Die osttimoresische Befreiungsbewegung hat auf die UNO gesetzt und ihre Mitglieder zum Stillhalten gegenüber den Milizen verpflichtet.
Auch die Bevölkerung Osttimors fühlte sich unter dem Dach der UNO sicher. Das lag nicht zuletzt daran, dass sich auch die
geistige Elite des Landes, die Friedensnobelpreisträger Ramos Horta und Carlos Belo, auf die Vereinten Nationen verlassen
haben.
Erst als die Massaker voll im Gange waren und Belo knapp einem Mordanschlag entkam, hat sich der UN-Sicherheitsrat für eine
internationale Friedenstruppe nach Osttimor entschieden. Und auch zu diesem Zeitpunkt wollte er es sich mit den indonesischen Machthabern
nicht verderben, denn nahezu sämtliche Westmächte, allen voran die USA, Deutschland, Großbritannien und andere
europäische Nationen, unterhalten beste wirtschaftliche und militärische Beziehungen mit dem Inselstaat.
Eine besondere Rolle spielen die Truppen Australiens, die von der UNO mit der Führung der internationalen
"Friedenstruppe" beauftragt wurden. Anders als die übrigen großen Mitglieder der UNO hatte die australische
Regierung die Invasion Osttimors durch indonesische Truppen 1975 widerspruchslos hingenommen und sich geweigert, die UN-Resolution zu
unterzeichnen, die diese als "unrechtmäßige Besetzung" verurteilte.

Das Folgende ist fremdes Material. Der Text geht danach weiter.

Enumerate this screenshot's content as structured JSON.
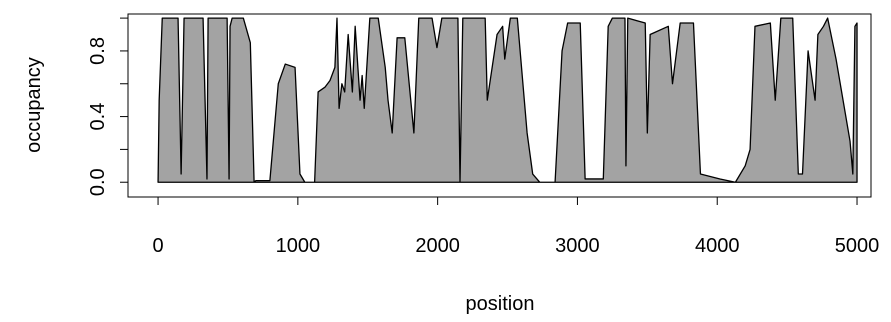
{
  "chart_data": {
    "type": "area",
    "xlabel": "position",
    "ylabel": "occupancy",
    "x": [
      0,
      8,
      30,
      143,
      165,
      186,
      200,
      322,
      350,
      358,
      372,
      494,
      508,
      515,
      530,
      560,
      610,
      660,
      687,
      700,
      800,
      860,
      910,
      980,
      1015,
      1050,
      1120,
      1145,
      1195,
      1230,
      1265,
      1280,
      1295,
      1315,
      1335,
      1360,
      1390,
      1410,
      1445,
      1460,
      1475,
      1515,
      1575,
      1625,
      1645,
      1675,
      1710,
      1765,
      1830,
      1865,
      1960,
      1995,
      2030,
      2145,
      2160,
      2180,
      2340,
      2355,
      2425,
      2465,
      2480,
      2520,
      2570,
      2640,
      2680,
      2730,
      2840,
      2890,
      2930,
      3020,
      3055,
      3185,
      3220,
      3250,
      3340,
      3347,
      3360,
      3485,
      3500,
      3520,
      3650,
      3680,
      3735,
      3830,
      3880,
      4020,
      4130,
      4200,
      4235,
      4270,
      4380,
      4415,
      4455,
      4540,
      4580,
      4610,
      4650,
      4700,
      4720,
      4760,
      4790,
      4850,
      4950,
      4970,
      4985,
      5000
    ],
    "values": [
      0,
      0.5,
      1.0,
      1.0,
      0.05,
      1.0,
      1.0,
      1.0,
      0.02,
      1.0,
      1.0,
      1.0,
      0.02,
      0.95,
      1.0,
      1.0,
      1.0,
      0.85,
      0,
      0.01,
      0.01,
      0.6,
      0.72,
      0.7,
      0.05,
      0,
      0,
      0.55,
      0.58,
      0.62,
      0.7,
      1.0,
      0.45,
      0.6,
      0.55,
      0.9,
      0.55,
      0.95,
      0.5,
      0.65,
      0.45,
      1.0,
      1.0,
      0.7,
      0.5,
      0.3,
      0.88,
      0.88,
      0.3,
      1.0,
      1.0,
      0.82,
      1.0,
      1.0,
      0,
      1.0,
      1.0,
      0.5,
      0.9,
      0.95,
      0.75,
      1.0,
      1.0,
      0.3,
      0.05,
      0,
      0,
      0.8,
      0.97,
      0.97,
      0.02,
      0.02,
      0.95,
      1.0,
      1.0,
      0.1,
      1.0,
      0.97,
      0.3,
      0.9,
      0.95,
      0.6,
      0.97,
      0.97,
      0.05,
      0.02,
      0,
      0.1,
      0.2,
      0.95,
      0.97,
      0.5,
      1.0,
      1.0,
      0.05,
      0.05,
      0.8,
      0.5,
      0.9,
      0.95,
      1.0,
      0.75,
      0.25,
      0.05,
      0.95,
      0.97
    ],
    "color": "#a3a3a3",
    "xlim": [
      -215,
      5100
    ],
    "ylim": [
      -0.09,
      1.025
    ],
    "xticks": [
      0,
      1000,
      2000,
      3000,
      4000,
      5000
    ],
    "yticks": [
      {
        "value": 0,
        "label": "0.0"
      },
      {
        "value": 0.4,
        "label": "0.4"
      },
      {
        "value": 0.8,
        "label": "0.8"
      }
    ],
    "yminorticks": [
      0.2,
      0.6,
      1.0
    ]
  }
}
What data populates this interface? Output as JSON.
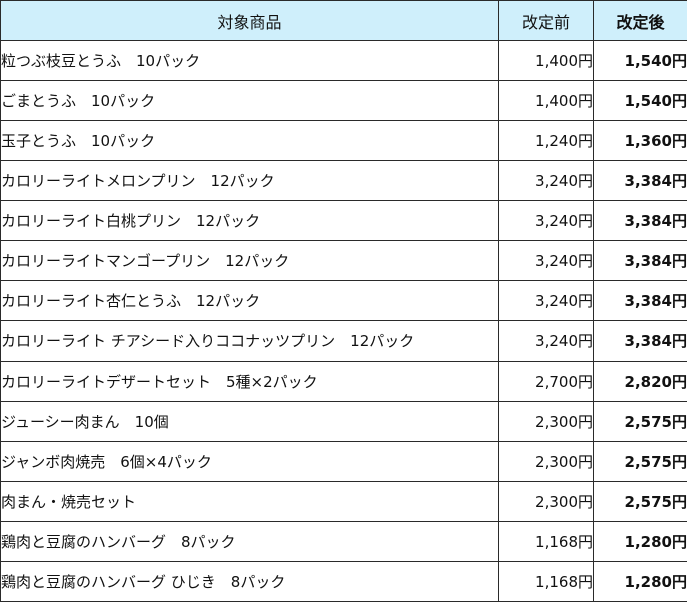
{
  "header": {
    "product": "対象商品",
    "before": "改定前",
    "after": "改定後"
  },
  "rows": [
    {
      "name": "粒つぶ枝豆とうふ　10パック",
      "before": "1,400円",
      "after": "1,540円"
    },
    {
      "name": "ごまとうふ　10パック",
      "before": "1,400円",
      "after": "1,540円"
    },
    {
      "name": "玉子とうふ　10パック",
      "before": "1,240円",
      "after": "1,360円"
    },
    {
      "name": "カロリーライトメロンプリン　12パック",
      "before": "3,240円",
      "after": "3,384円"
    },
    {
      "name": "カロリーライト白桃プリン　12パック",
      "before": "3,240円",
      "after": "3,384円"
    },
    {
      "name": "カロリーライトマンゴープリン　12パック",
      "before": "3,240円",
      "after": "3,384円"
    },
    {
      "name": "カロリーライト杏仁とうふ　12パック",
      "before": "3,240円",
      "after": "3,384円"
    },
    {
      "name": "カロリーライト チアシード入りココナッツプリン　12パック",
      "before": "3,240円",
      "after": "3,384円"
    },
    {
      "name": "カロリーライトデザートセット　5種×2パック",
      "before": "2,700円",
      "after": "2,820円"
    },
    {
      "name": "ジューシー肉まん　10個",
      "before": "2,300円",
      "after": "2,575円"
    },
    {
      "name": "ジャンボ肉焼売　6個×4パック",
      "before": "2,300円",
      "after": "2,575円"
    },
    {
      "name": "肉まん・焼売セット",
      "before": "2,300円",
      "after": "2,575円"
    },
    {
      "name": "鶏肉と豆腐のハンバーグ　8パック",
      "before": "1,168円",
      "after": "1,280円"
    },
    {
      "name": "鶏肉と豆腐のハンバーグ ひじき　8パック",
      "before": "1,168円",
      "after": "1,280円"
    }
  ],
  "colors": {
    "header_background": "#cfeffb",
    "border": "#2a2a2a"
  }
}
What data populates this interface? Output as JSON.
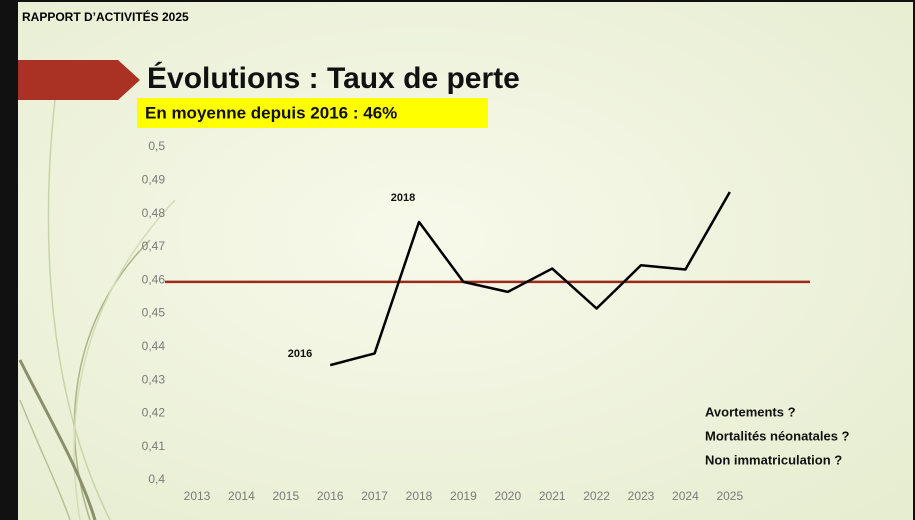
{
  "header": "RAPPORT D’ACTIVITÉS 2025",
  "chart_data": {
    "type": "line",
    "title": "Évolutions : Taux de perte",
    "subtitle": "En moyenne depuis 2016 : 46%",
    "categories": [
      "2013",
      "2014",
      "2015",
      "2016",
      "2017",
      "2018",
      "2019",
      "2020",
      "2021",
      "2022",
      "2023",
      "2024",
      "2025"
    ],
    "series": [
      {
        "name": "Taux de perte",
        "color": "#000000",
        "values": [
          null,
          null,
          null,
          0.4345,
          0.438,
          0.4775,
          0.4595,
          0.4565,
          0.4635,
          0.4515,
          0.4645,
          0.4632,
          0.4865
        ]
      }
    ],
    "reference_line": {
      "value": 0.4595,
      "color": "#9b2a1a"
    },
    "ylim": [
      0.4,
      0.5
    ],
    "yticks": [
      {
        "value": 0.4,
        "label": "0,4"
      },
      {
        "value": 0.41,
        "label": "0,41"
      },
      {
        "value": 0.42,
        "label": "0,42"
      },
      {
        "value": 0.43,
        "label": "0,43"
      },
      {
        "value": 0.44,
        "label": "0,44"
      },
      {
        "value": 0.45,
        "label": "0,45"
      },
      {
        "value": 0.46,
        "label": "0,46"
      },
      {
        "value": 0.47,
        "label": "0,47"
      },
      {
        "value": 0.48,
        "label": "0,48"
      },
      {
        "value": 0.49,
        "label": "0,49"
      },
      {
        "value": 0.5,
        "label": "0,5"
      }
    ],
    "grid": false,
    "annotations": [
      "2016",
      "2018",
      "Avortements ?",
      "Mortalités néonatales ?",
      "Non immatriculation ?"
    ]
  }
}
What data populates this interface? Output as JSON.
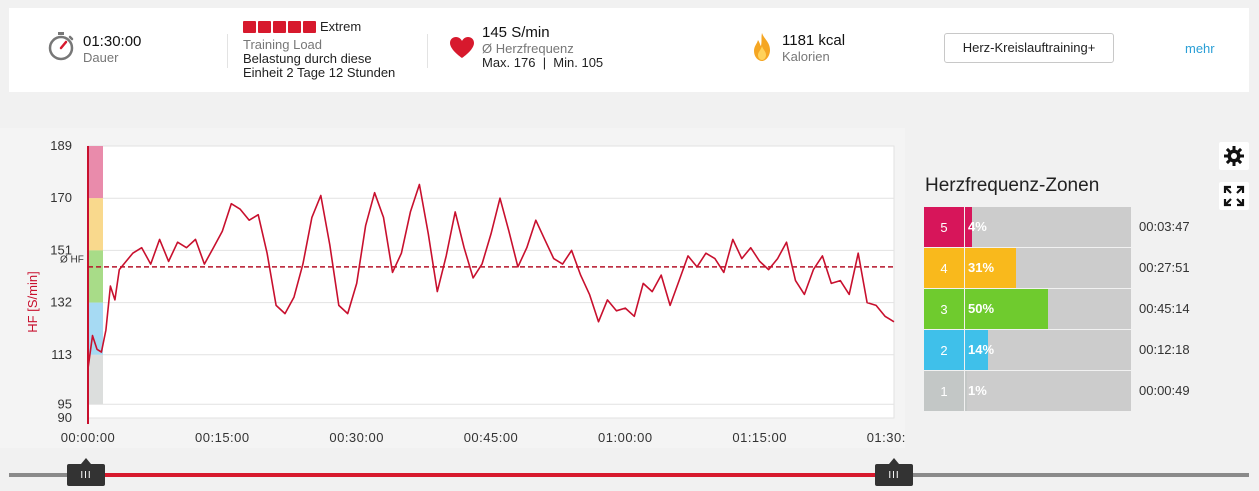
{
  "summary": {
    "duration": {
      "value": "01:30:00",
      "label": "Dauer",
      "icon": "stopwatch-icon"
    },
    "training_load": {
      "level_squares": 5,
      "level_label": "Extrem",
      "title": "Training Load",
      "line1": "Belastung durch diese",
      "line2": "Einheit 2 Tage 12 Stunden",
      "square_color": "#d7192d"
    },
    "heart_rate": {
      "value": "145 S/min",
      "label": "Ø Herzfrequenz",
      "minmax": "Max. 176  |  Min. 105",
      "icon": "heart-icon",
      "icon_color": "#d7192d"
    },
    "calories": {
      "value": "1181 kcal",
      "label": "Kalorien",
      "icon": "flame-icon",
      "icon_color": "#f5a623"
    },
    "sport_button": "Herz-Kreislauftraining+",
    "more_link": "mehr"
  },
  "side_buttons": {
    "settings_icon": "gear-icon",
    "fullscreen_icon": "expand-icon"
  },
  "zones_panel": {
    "title": "Herzfrequenz-Zonen",
    "zones": [
      {
        "num": "5",
        "pct_label": "4%",
        "pct": 4,
        "time": "00:03:47",
        "color": "#d7155a"
      },
      {
        "num": "4",
        "pct_label": "31%",
        "pct": 31,
        "time": "00:27:51",
        "color": "#f9b91c"
      },
      {
        "num": "3",
        "pct_label": "50%",
        "pct": 50,
        "time": "00:45:14",
        "color": "#6fcb2e"
      },
      {
        "num": "2",
        "pct_label": "14%",
        "pct": 14,
        "time": "00:12:18",
        "color": "#3fc0ea"
      },
      {
        "num": "1",
        "pct_label": "1%",
        "pct": 1,
        "time": "00:00:49",
        "color": "#c3c7c6"
      }
    ]
  },
  "slider": {
    "handle_left_label": "III",
    "handle_right_label": "III",
    "start": 0,
    "end": 1
  },
  "chart_data": {
    "type": "line",
    "ylabel": "HF [S/min]",
    "ylim": [
      90,
      189
    ],
    "yticks": [
      189,
      170,
      151,
      132,
      113,
      95,
      90
    ],
    "xlim": [
      0,
      90
    ],
    "x_unit": "minutes",
    "xticks": [
      0,
      15,
      30,
      45,
      60,
      75,
      90
    ],
    "xtick_labels": [
      "00:00:00",
      "00:15:00",
      "00:30:00",
      "00:45:00",
      "01:00:00",
      "01:15:00",
      "01:30:00"
    ],
    "grid": true,
    "avg_line": {
      "value": 145,
      "label": "Ø HF",
      "color": "#b5142a"
    },
    "line_color": "#c8102e",
    "zone_bands": [
      {
        "from": 170,
        "to": 189,
        "color": "#e98bab"
      },
      {
        "from": 151,
        "to": 170,
        "color": "#f9d98d"
      },
      {
        "from": 132,
        "to": 151,
        "color": "#a8dc88"
      },
      {
        "from": 113,
        "to": 132,
        "color": "#a6daf3"
      },
      {
        "from": 95,
        "to": 113,
        "color": "#dcdedd"
      }
    ],
    "series": [
      {
        "x": [
          0,
          0.5,
          1,
          1.5,
          2,
          2.5,
          3,
          3.5,
          4,
          5,
          6,
          7,
          8,
          9,
          10,
          11,
          12,
          13,
          14,
          15,
          16,
          17,
          18,
          19,
          20,
          21,
          22,
          23,
          24,
          25,
          26,
          27,
          28,
          29,
          30,
          31,
          32,
          33,
          34,
          35,
          36,
          37,
          38,
          39,
          40,
          41,
          42,
          43,
          44,
          45,
          46,
          47,
          48,
          49,
          50,
          51,
          52,
          53,
          54,
          55,
          56,
          57,
          58,
          59,
          60,
          61,
          62,
          63,
          64,
          65,
          66,
          67,
          68,
          69,
          70,
          71,
          72,
          73,
          74,
          75,
          76,
          77,
          78,
          79,
          80,
          81,
          82,
          83,
          84,
          85,
          86,
          87,
          88,
          89,
          90
        ],
        "values": [
          108,
          120,
          115,
          114,
          122,
          138,
          133,
          144,
          146,
          150,
          152,
          146,
          155,
          147,
          154,
          152,
          155,
          146,
          152,
          158,
          168,
          166,
          162,
          164,
          150,
          131,
          128,
          134,
          146,
          163,
          171,
          153,
          131,
          128,
          139,
          160,
          172,
          163,
          143,
          150,
          165,
          175,
          157,
          136,
          149,
          165,
          152,
          141,
          146,
          157,
          170,
          158,
          145,
          152,
          162,
          155,
          148,
          146,
          151,
          142,
          135,
          125,
          133,
          129,
          130,
          127,
          139,
          136,
          142,
          131,
          140,
          149,
          145,
          150,
          148,
          143,
          155,
          148,
          152,
          147,
          144,
          148,
          154,
          140,
          135,
          144,
          149,
          139,
          140,
          135,
          150,
          132,
          131,
          127,
          125
        ]
      }
    ]
  }
}
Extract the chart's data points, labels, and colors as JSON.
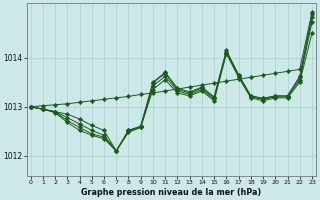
{
  "bg_color": "#cce8e8",
  "grid_color": "#aacfcf",
  "line_color": "#1a5c1a",
  "marker_color": "#1a5c1a",
  "title": "Graphe pression niveau de la mer (hPa)",
  "xlabel_hours": [
    0,
    1,
    2,
    3,
    4,
    5,
    6,
    7,
    8,
    9,
    10,
    11,
    12,
    13,
    14,
    15,
    16,
    17,
    18,
    19,
    20,
    21,
    22,
    23
  ],
  "yticks": [
    1012,
    1013,
    1014
  ],
  "ylim": [
    1011.6,
    1015.1
  ],
  "xlim": [
    -0.3,
    23.3
  ],
  "series": [
    [
      1013.0,
      1012.95,
      1012.9,
      1012.85,
      1012.75,
      1012.62,
      1012.52,
      1012.1,
      1012.48,
      1012.58,
      1013.35,
      1013.55,
      1013.28,
      1013.22,
      1013.32,
      1013.12,
      1014.08,
      1013.6,
      1013.18,
      1013.12,
      1013.18,
      1013.18,
      1013.5,
      1014.5
    ],
    [
      1013.0,
      1012.95,
      1012.9,
      1012.78,
      1012.65,
      1012.52,
      1012.42,
      1012.1,
      1012.5,
      1012.58,
      1013.42,
      1013.62,
      1013.32,
      1013.25,
      1013.35,
      1013.15,
      1014.1,
      1013.62,
      1013.2,
      1013.15,
      1013.2,
      1013.2,
      1013.55,
      1014.72
    ],
    [
      1013.0,
      1012.95,
      1012.9,
      1012.72,
      1012.58,
      1012.45,
      1012.38,
      1012.1,
      1012.52,
      1012.6,
      1013.48,
      1013.68,
      1013.35,
      1013.28,
      1013.38,
      1013.18,
      1014.12,
      1013.64,
      1013.22,
      1013.17,
      1013.22,
      1013.22,
      1013.6,
      1014.82
    ],
    [
      1013.0,
      1012.95,
      1012.88,
      1012.68,
      1012.52,
      1012.42,
      1012.35,
      1012.1,
      1012.52,
      1012.6,
      1013.5,
      1013.7,
      1013.38,
      1013.3,
      1013.4,
      1013.2,
      1014.15,
      1013.65,
      1013.22,
      1013.17,
      1013.22,
      1013.22,
      1013.62,
      1014.88
    ],
    [
      1013.0,
      1013.02,
      1013.04,
      1013.06,
      1013.09,
      1013.12,
      1013.15,
      1013.18,
      1013.21,
      1013.25,
      1013.28,
      1013.32,
      1013.36,
      1013.4,
      1013.44,
      1013.48,
      1013.52,
      1013.56,
      1013.6,
      1013.64,
      1013.68,
      1013.72,
      1013.76,
      1014.92
    ]
  ]
}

Obwohl bereits damals fast ein Drittel der Bevölkerung Osttimors von den Truppen des ehemaligen indonesischen Machthabers Suharto
hingemetzelt wurde, hat Australien seine Haltung erst mit dem jüngsten Referendum geändert. Jetzt spielt sich die australische
Armee als Anwalt für Frieden und Unabhängigkeit in Osttimor auf.
Australien geht es um die Sicherung seiner wirtschaftlichen und geostrategischen Interessen. Verträge mit der indonesischen Regierung
über Erdölvorkommen in den Gewässern zwischen Osttimor und Australien sind schon unter Dach und Fach.
Kofi Annan, UN-Generalsekretär, vertritt seit dem Kosovo-Krieg in aller Öffentlichkeit die Position, dass die souveränen
Rechte einzelner Staaten kein Hindernis sein dürfen, wenn der Einsatz internationaler Friedenstruppen geboten scheint. In diesem
Zusammenhang beweist die Rolle der UNO in Osttimor, dass sie alles andere als eine unabhänigige Organisation ist, die die Schwachen
gegen die Starken verteidigt. Sie entpuppt sich vielmehr als Instrument imperialer Interessen.
Wie keine andere supranationale Organisation ist die UNO vom Geruch der Menschenrechte umgeben. Es ist Zeit, sich die Nase zu putzen.
Auch auf die Gefahr hin, dass es dann mächtig stinkt.